The Met Office in Northern Ireland recorded 118mm(4.5 inches) of rain in the Derrylin area for Saturday, the highest across any of their weather stations across the country.
Rosslea farmer, John Egerton, who collects his own weather data, said he recorded 88mm of rainfall for Saturday, the highest amount in one day he has seen.
However there are other parts of Fermanagh prone to heavier rainfall figures such as upland areas of West Fermanagh.
Agricultural contractor, Barry Read, whose farmyard is close to the Colebrooke River, near Maguiresbridge suffered extensive damage to stock after the river burst its banks on Sunday. The damage will be extensive.

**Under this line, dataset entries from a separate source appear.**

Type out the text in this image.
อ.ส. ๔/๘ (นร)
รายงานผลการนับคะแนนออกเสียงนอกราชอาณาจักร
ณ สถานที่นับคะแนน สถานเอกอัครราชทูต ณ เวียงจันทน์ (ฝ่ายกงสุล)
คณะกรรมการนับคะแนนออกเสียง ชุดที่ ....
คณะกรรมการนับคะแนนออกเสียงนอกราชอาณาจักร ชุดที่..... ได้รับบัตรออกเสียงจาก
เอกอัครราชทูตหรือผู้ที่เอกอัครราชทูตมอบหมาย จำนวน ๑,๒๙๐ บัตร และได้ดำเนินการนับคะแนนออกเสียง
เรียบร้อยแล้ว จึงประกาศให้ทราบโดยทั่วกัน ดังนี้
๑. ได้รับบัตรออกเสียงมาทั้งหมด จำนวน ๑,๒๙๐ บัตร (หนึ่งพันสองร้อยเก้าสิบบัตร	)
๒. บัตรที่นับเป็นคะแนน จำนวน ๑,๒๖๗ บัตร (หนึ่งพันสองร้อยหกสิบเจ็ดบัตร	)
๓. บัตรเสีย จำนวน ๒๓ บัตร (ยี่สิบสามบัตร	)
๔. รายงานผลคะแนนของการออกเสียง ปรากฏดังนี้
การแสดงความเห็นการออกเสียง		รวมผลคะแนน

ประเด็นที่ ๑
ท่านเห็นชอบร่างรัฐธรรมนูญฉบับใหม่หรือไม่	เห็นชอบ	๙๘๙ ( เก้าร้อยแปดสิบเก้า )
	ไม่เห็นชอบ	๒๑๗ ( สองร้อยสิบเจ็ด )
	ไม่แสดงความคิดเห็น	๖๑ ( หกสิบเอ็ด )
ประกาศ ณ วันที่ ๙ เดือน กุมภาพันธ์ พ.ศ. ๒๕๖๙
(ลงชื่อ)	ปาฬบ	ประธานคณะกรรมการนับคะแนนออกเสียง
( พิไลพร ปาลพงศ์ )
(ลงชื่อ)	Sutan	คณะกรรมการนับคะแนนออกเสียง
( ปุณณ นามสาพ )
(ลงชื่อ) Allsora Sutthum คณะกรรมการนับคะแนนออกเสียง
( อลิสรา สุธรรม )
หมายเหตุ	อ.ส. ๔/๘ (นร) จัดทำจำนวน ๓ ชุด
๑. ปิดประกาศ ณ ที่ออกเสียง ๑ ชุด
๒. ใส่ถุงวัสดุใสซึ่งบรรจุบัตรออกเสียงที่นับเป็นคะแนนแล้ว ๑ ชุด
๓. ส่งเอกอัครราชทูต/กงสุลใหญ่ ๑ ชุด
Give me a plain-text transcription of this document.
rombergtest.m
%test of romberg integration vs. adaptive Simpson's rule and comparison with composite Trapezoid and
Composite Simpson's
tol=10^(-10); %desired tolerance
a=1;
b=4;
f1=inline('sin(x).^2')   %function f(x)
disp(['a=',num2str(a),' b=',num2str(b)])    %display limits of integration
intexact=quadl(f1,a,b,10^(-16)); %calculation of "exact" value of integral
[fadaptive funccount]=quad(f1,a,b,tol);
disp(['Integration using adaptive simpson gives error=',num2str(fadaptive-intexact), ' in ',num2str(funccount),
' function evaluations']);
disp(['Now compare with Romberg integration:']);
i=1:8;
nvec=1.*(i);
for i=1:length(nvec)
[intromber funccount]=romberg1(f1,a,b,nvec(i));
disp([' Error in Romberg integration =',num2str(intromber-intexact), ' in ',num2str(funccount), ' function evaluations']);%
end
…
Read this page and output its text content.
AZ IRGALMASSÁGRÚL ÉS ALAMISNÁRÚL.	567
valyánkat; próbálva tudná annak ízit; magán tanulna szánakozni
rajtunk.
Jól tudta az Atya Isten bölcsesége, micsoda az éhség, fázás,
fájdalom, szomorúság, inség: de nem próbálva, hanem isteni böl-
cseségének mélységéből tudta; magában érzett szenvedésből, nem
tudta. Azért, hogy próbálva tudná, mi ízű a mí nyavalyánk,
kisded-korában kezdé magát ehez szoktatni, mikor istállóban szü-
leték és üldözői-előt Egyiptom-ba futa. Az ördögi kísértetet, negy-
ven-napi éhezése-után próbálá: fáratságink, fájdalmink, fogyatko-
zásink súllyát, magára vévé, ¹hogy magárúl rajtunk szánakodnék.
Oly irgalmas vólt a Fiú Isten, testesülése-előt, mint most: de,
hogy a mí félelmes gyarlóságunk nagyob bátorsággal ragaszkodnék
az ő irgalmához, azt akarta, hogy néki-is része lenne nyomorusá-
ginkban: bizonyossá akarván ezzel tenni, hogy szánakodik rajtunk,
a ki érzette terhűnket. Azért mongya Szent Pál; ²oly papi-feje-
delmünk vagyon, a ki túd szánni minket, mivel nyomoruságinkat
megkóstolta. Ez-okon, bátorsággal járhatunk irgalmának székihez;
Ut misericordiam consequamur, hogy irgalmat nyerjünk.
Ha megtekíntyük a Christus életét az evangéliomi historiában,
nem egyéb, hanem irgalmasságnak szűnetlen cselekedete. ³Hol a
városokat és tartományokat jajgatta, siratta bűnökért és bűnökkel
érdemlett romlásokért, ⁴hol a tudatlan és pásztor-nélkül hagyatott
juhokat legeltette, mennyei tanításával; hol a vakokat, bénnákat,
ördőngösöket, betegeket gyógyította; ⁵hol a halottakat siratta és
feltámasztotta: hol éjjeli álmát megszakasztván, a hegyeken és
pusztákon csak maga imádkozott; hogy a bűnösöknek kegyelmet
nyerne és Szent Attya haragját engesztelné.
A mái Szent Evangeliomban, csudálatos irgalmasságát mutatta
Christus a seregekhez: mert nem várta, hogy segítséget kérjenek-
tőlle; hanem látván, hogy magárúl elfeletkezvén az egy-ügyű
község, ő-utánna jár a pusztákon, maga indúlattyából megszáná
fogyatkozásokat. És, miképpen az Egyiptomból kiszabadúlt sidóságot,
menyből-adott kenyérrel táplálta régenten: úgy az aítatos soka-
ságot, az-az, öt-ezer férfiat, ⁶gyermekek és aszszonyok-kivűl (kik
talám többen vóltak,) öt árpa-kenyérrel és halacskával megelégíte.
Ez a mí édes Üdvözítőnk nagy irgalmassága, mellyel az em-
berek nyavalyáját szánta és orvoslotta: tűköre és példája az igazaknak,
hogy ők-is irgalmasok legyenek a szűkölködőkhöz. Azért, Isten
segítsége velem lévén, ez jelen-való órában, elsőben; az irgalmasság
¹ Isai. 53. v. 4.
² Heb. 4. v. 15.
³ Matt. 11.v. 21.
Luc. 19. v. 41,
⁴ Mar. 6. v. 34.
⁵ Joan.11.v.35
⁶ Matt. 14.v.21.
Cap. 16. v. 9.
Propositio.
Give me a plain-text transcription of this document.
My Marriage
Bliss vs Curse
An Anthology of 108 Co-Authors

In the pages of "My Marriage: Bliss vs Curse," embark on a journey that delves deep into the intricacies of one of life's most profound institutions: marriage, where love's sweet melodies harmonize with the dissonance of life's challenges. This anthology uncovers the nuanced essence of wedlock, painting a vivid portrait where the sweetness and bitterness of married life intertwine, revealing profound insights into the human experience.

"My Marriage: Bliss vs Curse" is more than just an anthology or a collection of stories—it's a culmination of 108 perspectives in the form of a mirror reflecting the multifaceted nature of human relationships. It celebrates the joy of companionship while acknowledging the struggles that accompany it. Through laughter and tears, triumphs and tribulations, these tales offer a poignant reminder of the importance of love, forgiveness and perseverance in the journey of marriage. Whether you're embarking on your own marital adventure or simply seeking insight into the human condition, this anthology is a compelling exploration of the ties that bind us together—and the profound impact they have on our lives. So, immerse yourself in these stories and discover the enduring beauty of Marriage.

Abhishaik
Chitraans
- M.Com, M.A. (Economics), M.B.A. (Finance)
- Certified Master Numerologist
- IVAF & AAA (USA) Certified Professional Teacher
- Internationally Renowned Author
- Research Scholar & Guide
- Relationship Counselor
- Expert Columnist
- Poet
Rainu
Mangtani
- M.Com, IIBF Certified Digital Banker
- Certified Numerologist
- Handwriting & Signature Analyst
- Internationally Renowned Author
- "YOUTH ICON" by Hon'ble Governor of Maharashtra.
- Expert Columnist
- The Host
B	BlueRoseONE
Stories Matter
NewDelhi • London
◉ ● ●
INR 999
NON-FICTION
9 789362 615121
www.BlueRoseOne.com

His store of straw bales and grain were under water for a time and he was also worried about specialised machinery which had been stored away for the winter.
“This was the worse flooding since 1987 when the yard was three feet under water,” said Barry.
He said the water level rose quickly by up to five inches an hour between 2pm and 10pm on Sunday.
Tractors were the only vehicle that could be used in other parts of the county as people’s homes were cut off because of flooded roads, especially in the Boho area.
Silage supplies and some slurry tanks were also flooded, causing problems for farmers with cattle and sheep.
Even cattle still grazing found themselves trapped on high areas of fields as the water level increased over the weekend.
With more rain falling yesterday(Wednesday), the level of Upper Lough Erne was expected to continue to rise further, putting more pressure on farming communities.